One of the points of criticism against the bill is that it discourages employers from hiring women. "We're trying to make all laws consistent so that women won't be discriminated… if this bill is approved," said Villar, adding that firing employees on the basis of maternity leave was a violation of the Labor Code.

Atty. Rico De Guzman, Chair of the Sub-Committee on Labor at the Management Association of the Philippines, said that he did not think the bill was required by the circumstances.

However, he clarified that managers understand the nutritional aspect of the proposal. "I do not think, though, that this necessarily has to creep in to eight hours of work that the employers pay each and every employee," De Guzman said. "I think we can somehow structure the work of the employees in such a way that female employees can be given the time to breastfeed their babies."

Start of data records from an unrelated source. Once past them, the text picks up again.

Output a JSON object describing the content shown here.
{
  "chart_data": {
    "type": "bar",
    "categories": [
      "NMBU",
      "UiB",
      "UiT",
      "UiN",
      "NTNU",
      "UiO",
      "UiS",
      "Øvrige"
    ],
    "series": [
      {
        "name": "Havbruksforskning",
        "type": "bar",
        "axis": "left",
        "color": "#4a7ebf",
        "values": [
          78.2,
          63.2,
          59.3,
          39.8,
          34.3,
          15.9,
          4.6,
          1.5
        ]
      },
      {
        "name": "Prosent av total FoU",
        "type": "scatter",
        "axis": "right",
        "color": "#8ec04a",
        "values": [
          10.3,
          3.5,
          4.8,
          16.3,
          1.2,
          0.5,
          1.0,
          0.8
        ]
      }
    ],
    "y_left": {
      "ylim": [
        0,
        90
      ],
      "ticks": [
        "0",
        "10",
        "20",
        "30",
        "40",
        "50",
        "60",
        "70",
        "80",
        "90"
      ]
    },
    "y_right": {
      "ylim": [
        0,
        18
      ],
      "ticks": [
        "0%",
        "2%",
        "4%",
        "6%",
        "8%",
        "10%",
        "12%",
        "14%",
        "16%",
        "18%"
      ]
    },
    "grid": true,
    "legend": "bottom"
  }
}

De Guzman worried that a 100-day paid leave may "disrupt productivity and cost of investing," since around half of the Filipino workforce is female. He projected that in the 250 working days of the year, a 100-day leave on top of sick leaves, vacation leaves, and holidays may mean that employees work less than half of the year, which will be a loss to employers. He also mentioned special leaves, like those for solo parents and domestic abuse cases.

However, it was also noted that not all of the female workforce would be affected at the same time. Despite these concerns, the bill did not encounter much opposition in its initial readings.

Villar said that it was important to balance the interests of employers and workers, but the international standard has been set. "The ILO already laid down its requirement of 98 days, and this is already a subject of long study in terms of promoting health of workers," she said. "So as much as the government would like to retain [status quo], I think that the policy should be taking care of our workers more and abiding [by the standard]."

Villar is also pushing for a paternity leave that will last 30 days.